Escutas.
Durante o período, portanto, em que se discutia acaloradamente a possibilidade de o Governo estar a fazer escutas ao Presidente da República.
Esta revelação, e não a do conteúdo das escutas, que anda por aí a saltitar por entre meias revelações a conta gotas e tiros no escuro, apenas faltando escolher o momento propício para que sejam reveladas ao público com pompa e circunstância as passagens que dentro dos mais variados contextos sejam mais rentáveis para quem as comprou, motiva alguns franzires de sobrolhos sobre uma hipotética "
violação de segredo de justiça".
Para estes adeptos "éticos" da "liberdade de informação", 52 cassettes são um banquete de informação de toda a ordem demasiado rico para que possam, tal como qualquer vulgar bando de abutres, passar ao lado.

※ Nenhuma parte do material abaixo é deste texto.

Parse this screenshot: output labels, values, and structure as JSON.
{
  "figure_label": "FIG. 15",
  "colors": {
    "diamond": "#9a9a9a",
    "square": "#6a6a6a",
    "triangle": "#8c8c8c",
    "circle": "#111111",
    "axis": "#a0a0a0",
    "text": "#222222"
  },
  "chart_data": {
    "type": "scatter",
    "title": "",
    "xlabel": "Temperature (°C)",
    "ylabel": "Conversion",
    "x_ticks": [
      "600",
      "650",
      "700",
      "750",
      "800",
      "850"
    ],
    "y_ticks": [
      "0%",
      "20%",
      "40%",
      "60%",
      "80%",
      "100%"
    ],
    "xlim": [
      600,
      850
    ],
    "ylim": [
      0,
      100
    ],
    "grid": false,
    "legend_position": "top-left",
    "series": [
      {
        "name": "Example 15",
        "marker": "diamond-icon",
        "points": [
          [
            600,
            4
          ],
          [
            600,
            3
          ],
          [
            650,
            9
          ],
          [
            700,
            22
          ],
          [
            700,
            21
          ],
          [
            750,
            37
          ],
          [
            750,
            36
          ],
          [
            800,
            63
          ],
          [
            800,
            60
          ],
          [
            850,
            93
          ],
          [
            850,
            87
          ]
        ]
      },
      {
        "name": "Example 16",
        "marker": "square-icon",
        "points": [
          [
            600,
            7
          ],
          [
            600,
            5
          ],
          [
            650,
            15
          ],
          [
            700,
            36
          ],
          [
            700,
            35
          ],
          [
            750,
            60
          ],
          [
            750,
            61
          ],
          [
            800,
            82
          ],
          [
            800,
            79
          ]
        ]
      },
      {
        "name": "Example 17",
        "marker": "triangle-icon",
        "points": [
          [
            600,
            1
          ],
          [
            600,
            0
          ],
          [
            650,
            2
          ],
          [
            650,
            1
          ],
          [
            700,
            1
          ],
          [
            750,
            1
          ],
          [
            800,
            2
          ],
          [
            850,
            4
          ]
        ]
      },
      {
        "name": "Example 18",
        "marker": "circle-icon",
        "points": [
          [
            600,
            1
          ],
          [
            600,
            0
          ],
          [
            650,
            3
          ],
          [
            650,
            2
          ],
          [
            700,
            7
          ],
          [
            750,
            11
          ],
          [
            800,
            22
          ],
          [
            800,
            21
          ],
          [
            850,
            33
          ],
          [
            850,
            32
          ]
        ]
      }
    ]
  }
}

Como era de prever a questão das escutas abriu uma caixa de Pandora que o sistema político e judicial é impotente para combater.
À boleia da sua "necessidade" para efeitos de investigação instaurou-se, via promiscuidade corrupta entre jornalismo sem escrúpulos e "fontes", o generalizado desrespeito pela privacidade das pessoas. Por este andar deixa de ser necessário haver investigações policiais. Basta escutar. E depois fornecer a informação para os jornais servirem de acordo com as conveniências comerciais e políticas, suas, ou de quem os manipula, acompanhadas de frases retóricas e ocas sobre a "presunção de inocência", "segredo de justiça" e outras lérias.
Para algumas pessoas isto tem a ver com "liberdade de informação" e "dever de informar". Sobretudo porque a vítima é o "vizinho", neste caso o Sócrates. Para mim é uma ameaça grave ao estado de direito que a classe política e os jornalistas aceitam sem pestanejar. Um acto de corrupção de que são cúmplices aqueles que ganham a vida a falar de corrupção.
Uma outra evidência é que as escutas estão a ser feitas por pessoas que não têm credibilidade técnica e ética para as fazer. Não se trata de saber que este ou aquele magistrado que as autorizam são ou não monumentos à seriedade, interessa que fazem parte e não podem ignorar que fazem parte, de um sistema que não só permite as fugas como as promove activamente.
A continuar a autorizar as escutas, todos os implicados no processo, do Juiz ao porteiro, devem passar a ser responsabilizáveis criminalmente em caso de fuga. Enquanto isto não puder ser assegurado, esqueçam as escutas. Proibam-nas.
Não deixa também de ser surpreendente a facilidade com que agentes políticos dos mais diversos sectores estão dispostos à cumplicidade nestas traficâncias.
As necessidades da luta política estão, assim, a empurar o sistema democrático para um impasse no que respeita à gestão da justiça. Os direitos que a democracia construiu ao longo de décadas arriscam-se a ser afogados numa enxurrada de "democracia directa" manipulável através do doseamento da informação e que só parará no regresso do estado policial.
E ainda cá não houve nenhum atentado terrorista.
No dia em que isso acontecer, o
Patriotic Act americano vai parecer uma brincadeira de crianças.